O RENASCIMENTO URBANO-COMERCIAL
O crescimento demográfico, agrícola e comercial, a partir do século XI, provocou alterações no panorama europeu. Por um lado, o feudalismo atingiu seu apogeu na Europa nesse período, mas, por outro, as mesmas transformações que levaram o sistema feudal a uma estabilização colaboraram para a desarticulação do mundo feudal e para a formação dos Estados Modernos.
As cidades, à medida que se expandiam, aceleravam o processo de crise do modelo feudal, pois permitiam que uma nova camada social, os comerciantes, progredisse em termos financeiros. Esse fator atraía cada vez mais descontentes que buscavam tentar a sorte nas cidades, estimulando-os a romper com o modelo feudal ainda em curso. É fundamental, assim, o estudo da expansão urbano-comercial estimulada pelas Cruzadas, bem como o da crise do século XIV, para se compreender as transformações que levaram à consolidação de novas formas de organização política no interior da Europa.
O crescimento demográfico verificado na Europa a partir do século XI provocou a revitalização urbana e comercial. É importante lembrar que as cidades e o comércio nunca desapareceram por completo durante o Período Medieval, mas permaneceram como locais das sedes administrativas da Igreja, da realização de feiras e para onde, muitas vezes, prosseguiam grupos de romeiros.
Na medida em que o excedente agrícola era ampliado, realizavam-se trocas cada vez mais frequentes dentro dos feudos, dinamização essa que passou a se alimentar do espaço urbano, rico em mercado de consumo e com diversificada oferta de matéria-prima e mercadorias. Nesse contexto, novas técnicas de produção foram aperfeiçoadas, colaborando para que houvesse nítido avanço comercial. Surgiram, dessa forma, os primeiros núcleos urbanos nas principais rotas comerciais. Entre 1150 e 1330, o mundo urbano medieval viveu seu apogeu.

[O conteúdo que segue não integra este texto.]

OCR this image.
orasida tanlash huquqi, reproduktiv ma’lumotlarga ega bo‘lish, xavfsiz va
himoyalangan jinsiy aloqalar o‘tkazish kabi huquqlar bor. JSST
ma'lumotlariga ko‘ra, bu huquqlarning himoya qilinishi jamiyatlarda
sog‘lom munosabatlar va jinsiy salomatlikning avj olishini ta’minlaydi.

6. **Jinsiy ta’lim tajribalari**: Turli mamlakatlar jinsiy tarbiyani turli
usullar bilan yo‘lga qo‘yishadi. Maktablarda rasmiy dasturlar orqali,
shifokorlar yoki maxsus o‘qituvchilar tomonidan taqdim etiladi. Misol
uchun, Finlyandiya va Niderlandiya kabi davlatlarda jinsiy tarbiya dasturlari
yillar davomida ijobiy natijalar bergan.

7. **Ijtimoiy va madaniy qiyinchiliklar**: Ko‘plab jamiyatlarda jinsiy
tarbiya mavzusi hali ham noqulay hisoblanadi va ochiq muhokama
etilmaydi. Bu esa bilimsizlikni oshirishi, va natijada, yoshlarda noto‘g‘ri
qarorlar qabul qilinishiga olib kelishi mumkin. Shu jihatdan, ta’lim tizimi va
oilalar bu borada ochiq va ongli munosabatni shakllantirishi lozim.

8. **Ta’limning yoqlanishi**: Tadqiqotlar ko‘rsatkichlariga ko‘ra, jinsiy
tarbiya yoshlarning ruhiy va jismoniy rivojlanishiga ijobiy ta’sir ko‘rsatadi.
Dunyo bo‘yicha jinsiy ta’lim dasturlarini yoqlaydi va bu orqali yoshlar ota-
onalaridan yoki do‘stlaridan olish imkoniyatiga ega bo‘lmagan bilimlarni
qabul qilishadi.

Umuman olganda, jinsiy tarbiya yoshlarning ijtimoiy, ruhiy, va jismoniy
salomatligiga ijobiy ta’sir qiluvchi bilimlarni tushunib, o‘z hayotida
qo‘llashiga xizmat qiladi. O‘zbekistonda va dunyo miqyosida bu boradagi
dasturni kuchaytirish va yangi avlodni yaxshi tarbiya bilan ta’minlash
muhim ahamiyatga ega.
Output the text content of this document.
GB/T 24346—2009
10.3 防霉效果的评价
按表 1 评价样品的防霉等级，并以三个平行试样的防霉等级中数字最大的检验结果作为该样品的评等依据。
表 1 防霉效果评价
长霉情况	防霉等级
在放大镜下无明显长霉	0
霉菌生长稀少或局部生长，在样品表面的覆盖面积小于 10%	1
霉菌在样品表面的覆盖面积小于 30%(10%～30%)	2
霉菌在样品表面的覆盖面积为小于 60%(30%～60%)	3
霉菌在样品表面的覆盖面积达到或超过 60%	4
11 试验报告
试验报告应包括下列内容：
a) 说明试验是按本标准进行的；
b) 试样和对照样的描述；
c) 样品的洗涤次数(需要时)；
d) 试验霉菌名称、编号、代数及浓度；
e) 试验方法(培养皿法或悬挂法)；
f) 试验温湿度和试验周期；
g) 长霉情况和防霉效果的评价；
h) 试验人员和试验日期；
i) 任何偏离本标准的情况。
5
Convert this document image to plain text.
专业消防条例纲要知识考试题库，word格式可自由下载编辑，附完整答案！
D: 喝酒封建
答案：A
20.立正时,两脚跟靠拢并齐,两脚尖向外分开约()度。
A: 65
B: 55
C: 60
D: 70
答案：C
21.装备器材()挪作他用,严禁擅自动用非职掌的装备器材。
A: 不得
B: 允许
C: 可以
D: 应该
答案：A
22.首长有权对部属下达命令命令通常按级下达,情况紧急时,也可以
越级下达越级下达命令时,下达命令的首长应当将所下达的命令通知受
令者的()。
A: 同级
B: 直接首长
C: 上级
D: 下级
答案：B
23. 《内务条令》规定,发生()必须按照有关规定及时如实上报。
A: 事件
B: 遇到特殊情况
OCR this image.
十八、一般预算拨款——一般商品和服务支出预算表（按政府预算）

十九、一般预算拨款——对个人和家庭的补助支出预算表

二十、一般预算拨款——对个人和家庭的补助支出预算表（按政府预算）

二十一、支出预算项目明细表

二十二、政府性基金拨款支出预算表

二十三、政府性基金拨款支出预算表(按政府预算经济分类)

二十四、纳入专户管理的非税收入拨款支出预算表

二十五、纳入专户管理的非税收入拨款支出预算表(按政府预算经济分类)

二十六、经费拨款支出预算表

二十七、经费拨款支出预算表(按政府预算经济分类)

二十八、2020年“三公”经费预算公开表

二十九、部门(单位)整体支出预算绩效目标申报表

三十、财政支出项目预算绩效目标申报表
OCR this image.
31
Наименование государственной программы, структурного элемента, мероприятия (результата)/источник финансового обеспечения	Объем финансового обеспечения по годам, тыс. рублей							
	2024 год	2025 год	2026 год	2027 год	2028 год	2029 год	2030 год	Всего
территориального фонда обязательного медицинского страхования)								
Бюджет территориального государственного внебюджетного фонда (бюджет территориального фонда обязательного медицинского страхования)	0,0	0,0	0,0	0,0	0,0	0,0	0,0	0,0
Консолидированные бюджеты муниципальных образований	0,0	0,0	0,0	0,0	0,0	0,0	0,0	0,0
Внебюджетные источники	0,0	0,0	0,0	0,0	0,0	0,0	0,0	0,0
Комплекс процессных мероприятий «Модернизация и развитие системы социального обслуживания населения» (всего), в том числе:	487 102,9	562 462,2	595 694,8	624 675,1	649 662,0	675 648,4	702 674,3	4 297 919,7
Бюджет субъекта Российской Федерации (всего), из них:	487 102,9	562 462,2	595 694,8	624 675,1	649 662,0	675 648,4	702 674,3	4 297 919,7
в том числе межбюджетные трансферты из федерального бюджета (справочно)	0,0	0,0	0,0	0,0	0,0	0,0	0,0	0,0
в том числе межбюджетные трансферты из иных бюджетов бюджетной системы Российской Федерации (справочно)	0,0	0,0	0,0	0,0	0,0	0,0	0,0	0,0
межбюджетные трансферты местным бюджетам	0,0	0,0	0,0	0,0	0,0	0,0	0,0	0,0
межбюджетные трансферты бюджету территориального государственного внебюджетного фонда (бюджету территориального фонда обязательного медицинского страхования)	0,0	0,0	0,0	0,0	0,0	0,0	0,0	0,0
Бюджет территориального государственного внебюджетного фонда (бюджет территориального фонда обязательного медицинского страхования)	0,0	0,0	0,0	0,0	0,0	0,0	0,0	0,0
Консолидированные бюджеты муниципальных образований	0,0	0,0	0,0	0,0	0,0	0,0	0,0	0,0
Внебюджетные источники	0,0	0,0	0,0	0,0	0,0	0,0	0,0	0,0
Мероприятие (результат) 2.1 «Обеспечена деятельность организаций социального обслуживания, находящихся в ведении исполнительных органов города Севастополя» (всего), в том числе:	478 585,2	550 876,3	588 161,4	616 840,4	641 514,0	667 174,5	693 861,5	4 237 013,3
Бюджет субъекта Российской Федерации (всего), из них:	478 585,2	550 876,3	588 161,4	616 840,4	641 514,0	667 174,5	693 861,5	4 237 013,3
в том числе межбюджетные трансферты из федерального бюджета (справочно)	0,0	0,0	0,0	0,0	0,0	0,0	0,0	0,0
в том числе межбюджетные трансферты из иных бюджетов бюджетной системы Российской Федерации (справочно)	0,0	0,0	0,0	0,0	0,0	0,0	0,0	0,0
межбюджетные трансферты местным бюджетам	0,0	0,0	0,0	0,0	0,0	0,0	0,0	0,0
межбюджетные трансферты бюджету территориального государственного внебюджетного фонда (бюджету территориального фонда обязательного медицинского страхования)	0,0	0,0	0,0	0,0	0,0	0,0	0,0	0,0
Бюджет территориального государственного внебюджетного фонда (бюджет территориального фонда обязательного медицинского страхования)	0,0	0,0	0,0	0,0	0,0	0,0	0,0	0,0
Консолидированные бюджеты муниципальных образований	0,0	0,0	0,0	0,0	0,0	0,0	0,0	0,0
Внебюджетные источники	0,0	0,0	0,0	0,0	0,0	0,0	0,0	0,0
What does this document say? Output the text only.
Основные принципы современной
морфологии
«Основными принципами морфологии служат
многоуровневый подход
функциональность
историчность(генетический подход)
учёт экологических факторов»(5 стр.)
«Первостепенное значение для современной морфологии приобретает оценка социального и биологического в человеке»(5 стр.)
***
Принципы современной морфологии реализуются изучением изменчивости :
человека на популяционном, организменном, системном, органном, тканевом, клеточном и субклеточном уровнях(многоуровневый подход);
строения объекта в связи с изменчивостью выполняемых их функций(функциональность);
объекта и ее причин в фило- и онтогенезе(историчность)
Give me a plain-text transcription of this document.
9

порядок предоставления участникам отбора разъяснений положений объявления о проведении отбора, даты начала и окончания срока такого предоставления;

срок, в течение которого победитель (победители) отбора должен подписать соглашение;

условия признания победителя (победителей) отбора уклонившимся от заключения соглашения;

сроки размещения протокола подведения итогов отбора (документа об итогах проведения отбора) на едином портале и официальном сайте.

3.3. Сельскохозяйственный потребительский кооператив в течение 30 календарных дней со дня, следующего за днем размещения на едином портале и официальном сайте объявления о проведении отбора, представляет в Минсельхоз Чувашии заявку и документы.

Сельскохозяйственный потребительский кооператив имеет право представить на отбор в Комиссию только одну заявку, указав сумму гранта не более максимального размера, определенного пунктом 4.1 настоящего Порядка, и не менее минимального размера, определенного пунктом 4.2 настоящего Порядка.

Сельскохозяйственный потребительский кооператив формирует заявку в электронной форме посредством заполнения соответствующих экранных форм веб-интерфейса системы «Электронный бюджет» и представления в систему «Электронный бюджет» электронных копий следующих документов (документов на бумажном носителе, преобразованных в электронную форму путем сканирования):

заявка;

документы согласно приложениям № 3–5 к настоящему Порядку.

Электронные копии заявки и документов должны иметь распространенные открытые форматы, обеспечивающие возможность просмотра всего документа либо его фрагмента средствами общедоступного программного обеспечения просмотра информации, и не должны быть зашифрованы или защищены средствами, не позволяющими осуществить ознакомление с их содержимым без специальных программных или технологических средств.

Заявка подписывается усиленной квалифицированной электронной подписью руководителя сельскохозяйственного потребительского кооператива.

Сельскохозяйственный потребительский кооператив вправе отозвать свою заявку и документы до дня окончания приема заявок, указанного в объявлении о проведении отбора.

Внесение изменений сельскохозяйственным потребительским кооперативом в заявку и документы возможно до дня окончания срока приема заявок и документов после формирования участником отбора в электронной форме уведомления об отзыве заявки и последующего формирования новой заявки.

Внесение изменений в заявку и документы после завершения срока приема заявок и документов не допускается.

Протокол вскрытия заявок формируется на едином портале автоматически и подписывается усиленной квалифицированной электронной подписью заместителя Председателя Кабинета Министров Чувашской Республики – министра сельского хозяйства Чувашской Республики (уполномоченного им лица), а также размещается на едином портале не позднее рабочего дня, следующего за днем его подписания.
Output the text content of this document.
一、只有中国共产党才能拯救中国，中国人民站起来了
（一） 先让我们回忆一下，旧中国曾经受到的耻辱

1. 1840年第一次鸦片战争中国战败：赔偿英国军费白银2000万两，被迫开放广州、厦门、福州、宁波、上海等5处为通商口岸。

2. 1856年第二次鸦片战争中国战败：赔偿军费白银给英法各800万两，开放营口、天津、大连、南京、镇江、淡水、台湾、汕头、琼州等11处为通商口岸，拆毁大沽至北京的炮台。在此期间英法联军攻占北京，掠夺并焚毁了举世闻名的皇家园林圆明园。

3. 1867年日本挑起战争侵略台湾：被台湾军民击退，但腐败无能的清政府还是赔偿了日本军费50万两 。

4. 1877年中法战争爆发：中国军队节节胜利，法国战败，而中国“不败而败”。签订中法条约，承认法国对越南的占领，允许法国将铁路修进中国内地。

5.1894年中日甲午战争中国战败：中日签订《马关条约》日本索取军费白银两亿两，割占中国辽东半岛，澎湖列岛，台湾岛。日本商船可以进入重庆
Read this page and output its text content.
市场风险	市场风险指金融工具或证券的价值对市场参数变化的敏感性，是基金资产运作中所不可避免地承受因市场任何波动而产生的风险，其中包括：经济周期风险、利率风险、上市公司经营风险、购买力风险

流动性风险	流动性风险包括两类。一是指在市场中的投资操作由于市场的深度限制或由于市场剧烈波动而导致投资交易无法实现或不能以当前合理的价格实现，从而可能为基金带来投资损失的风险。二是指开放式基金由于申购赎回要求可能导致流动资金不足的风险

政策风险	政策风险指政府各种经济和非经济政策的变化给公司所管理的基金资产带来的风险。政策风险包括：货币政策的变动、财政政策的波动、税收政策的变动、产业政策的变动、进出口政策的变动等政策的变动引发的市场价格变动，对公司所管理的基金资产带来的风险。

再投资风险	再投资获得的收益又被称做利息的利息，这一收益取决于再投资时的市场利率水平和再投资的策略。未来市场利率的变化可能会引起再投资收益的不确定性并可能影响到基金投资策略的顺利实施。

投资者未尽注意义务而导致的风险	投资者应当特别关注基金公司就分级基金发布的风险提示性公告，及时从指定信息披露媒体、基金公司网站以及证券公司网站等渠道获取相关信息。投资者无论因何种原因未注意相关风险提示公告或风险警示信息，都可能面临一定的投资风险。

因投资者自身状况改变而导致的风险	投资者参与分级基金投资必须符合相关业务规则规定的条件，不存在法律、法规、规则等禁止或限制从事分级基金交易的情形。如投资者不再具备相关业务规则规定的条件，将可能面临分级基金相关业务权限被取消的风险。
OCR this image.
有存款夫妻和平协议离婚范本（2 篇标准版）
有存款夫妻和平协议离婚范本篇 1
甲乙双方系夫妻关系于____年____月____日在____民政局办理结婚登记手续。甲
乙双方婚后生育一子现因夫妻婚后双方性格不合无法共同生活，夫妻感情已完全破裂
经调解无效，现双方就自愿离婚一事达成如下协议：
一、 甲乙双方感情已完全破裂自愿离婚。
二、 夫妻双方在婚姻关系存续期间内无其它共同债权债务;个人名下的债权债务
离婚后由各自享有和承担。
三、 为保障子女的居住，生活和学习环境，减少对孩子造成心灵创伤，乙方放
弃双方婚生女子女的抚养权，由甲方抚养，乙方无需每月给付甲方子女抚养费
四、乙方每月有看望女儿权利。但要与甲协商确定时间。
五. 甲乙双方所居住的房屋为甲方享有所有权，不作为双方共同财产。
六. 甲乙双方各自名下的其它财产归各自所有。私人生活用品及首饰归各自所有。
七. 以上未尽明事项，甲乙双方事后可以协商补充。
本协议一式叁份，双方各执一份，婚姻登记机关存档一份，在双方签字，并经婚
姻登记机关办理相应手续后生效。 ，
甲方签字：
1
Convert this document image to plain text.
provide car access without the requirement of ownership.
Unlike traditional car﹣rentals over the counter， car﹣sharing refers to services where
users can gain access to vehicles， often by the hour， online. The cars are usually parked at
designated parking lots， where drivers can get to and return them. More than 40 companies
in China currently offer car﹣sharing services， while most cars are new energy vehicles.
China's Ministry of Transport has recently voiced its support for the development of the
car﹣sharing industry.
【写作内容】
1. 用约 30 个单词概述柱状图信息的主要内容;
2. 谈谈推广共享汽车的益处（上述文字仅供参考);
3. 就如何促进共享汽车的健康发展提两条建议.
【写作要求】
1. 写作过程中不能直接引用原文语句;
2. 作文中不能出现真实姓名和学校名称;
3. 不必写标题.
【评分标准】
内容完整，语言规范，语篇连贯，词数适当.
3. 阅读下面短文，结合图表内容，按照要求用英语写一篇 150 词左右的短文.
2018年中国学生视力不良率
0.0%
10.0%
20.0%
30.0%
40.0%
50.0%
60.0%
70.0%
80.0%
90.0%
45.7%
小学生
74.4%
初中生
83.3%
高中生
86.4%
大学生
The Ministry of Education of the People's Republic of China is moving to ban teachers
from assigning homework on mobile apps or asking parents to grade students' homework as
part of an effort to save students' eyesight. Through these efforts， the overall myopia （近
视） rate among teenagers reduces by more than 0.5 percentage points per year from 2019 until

Em algumas das grandes cidades europeias desse período, a população chegava a 40 mil habitantes e, apesar de vinculada às atividades comerciais, dependia dos alimentos vindos do mundo rural. Não é correto, desse modo, associar o crescimento da cidade ao declínio dos feudos, visto que os feudos, inicialmente, colaboraram para sustentar a expansão urbana mediante o abastecimento agrícola.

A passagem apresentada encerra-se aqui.